BOJ ETF plan

BOJ ¥300 Billion Plan to Buy Nonexistent ETFs

BOJ ¥300bil plan to support “companies investing in physical and human capital” via high cap-ex indices is missing one ingredient: the high cap-ex ETF investment vehicles.

(Bloomberg) by Bank of Japan Gov. Haruhiko Kuroda has a new plan. He’s going to buy ¥300 billion ($2.5 billion) of something that doesn’t exist.

Markets were roiled Friday after the BOJ unveiled measures including purchasing exchange-traded funds that track companies which are “proactively making investment in physical and human capital.”

The central bank will spend ¥300 billion a year from April buying such securities to offset the market impact as it resumes selling stocks purchased earlier from financial institutions.

The only problem is such ETFs have never been made in Japan, at least not yet. Even as fund providers start hundreds of “smart beta” products that choose stocks based on everything from dividends to volatility, ETFs that pick companies for how they deploy their cash are rare in global markets.

“These kinds of ETFs don’t exist now. Using capital spending as a factor in deciding what goes in an ETF is quite unusual,” said Koei Imai, who oversees $25 billion of ETFs at Nikko Asset Management Co. in Tokyo. “I think the message from the BOJ is for us to go out and make them.”
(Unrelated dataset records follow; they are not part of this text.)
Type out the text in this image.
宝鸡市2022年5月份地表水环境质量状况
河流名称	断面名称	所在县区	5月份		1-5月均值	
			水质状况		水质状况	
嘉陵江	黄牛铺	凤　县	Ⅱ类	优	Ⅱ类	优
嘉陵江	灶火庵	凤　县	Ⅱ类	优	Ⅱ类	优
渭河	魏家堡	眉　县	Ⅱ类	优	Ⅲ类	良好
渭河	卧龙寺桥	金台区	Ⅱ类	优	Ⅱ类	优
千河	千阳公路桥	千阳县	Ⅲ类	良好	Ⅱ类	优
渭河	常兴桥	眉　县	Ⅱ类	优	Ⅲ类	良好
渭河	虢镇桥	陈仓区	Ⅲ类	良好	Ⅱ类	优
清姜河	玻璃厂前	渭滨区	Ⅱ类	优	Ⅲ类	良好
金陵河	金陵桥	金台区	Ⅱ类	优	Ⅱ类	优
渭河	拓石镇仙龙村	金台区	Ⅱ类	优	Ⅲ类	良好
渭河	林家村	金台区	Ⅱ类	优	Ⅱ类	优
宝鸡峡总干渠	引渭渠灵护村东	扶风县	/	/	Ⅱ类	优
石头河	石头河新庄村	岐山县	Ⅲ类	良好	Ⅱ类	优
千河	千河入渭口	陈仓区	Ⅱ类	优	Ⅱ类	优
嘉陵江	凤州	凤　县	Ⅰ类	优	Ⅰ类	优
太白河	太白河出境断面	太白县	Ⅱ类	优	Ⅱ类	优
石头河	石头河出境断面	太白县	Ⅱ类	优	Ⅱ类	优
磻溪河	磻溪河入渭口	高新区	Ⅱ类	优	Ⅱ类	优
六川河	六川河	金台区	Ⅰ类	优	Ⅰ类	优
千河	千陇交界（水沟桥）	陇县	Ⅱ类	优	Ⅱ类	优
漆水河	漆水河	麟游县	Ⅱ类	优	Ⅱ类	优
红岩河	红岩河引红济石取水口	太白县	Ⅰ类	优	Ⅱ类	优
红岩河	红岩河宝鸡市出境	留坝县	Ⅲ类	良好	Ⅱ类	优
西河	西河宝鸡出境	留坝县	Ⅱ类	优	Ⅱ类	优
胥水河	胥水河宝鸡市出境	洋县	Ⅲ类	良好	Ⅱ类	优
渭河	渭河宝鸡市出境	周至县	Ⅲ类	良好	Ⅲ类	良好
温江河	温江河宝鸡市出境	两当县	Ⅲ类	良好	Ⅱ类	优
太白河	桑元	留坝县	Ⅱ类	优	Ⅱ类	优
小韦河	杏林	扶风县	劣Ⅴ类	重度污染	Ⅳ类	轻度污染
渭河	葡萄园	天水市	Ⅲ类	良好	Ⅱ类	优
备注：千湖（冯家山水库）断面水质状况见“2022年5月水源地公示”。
The central bank is aware such products aren’t yet available and in the meantime will buy ETFs tracking the JPX-Nikkei Index 400, a government-backed equity measure started last year that chooses companies based on return on equity and operating profit. The BOJ also already purchases ETFs linked to the Nikkei 225 stock average and Topix index and owns roughly half of the market for ETFs in Japan.

“High-capex indexes are in their infancy in all markets but it is something we have looked at in the past and have some familiarity with,” said Jason Miller, head of BlackRock Inc.’s ETF unit in Japan, who says his company offers no such ETFs globally. “It is no surprise to see greater demand for this tilt to quality, particularly given the macro backdrop.”

In May, Elkhorn Investments started an ETF in the U.S. that tracks the S&P 500 Capex Efficiency Index, which invests in companies that have boosted sales through capital expenditures. The ETF has attracted $1.2 million in assets.

No products like the ones the BOJ intends to buy are listed on the Tokyo bourse, according to Japan Exchange Group Inc. spokeswoman Miwa Aonuma. She declined to comment on whether there are plans to start such ETFs.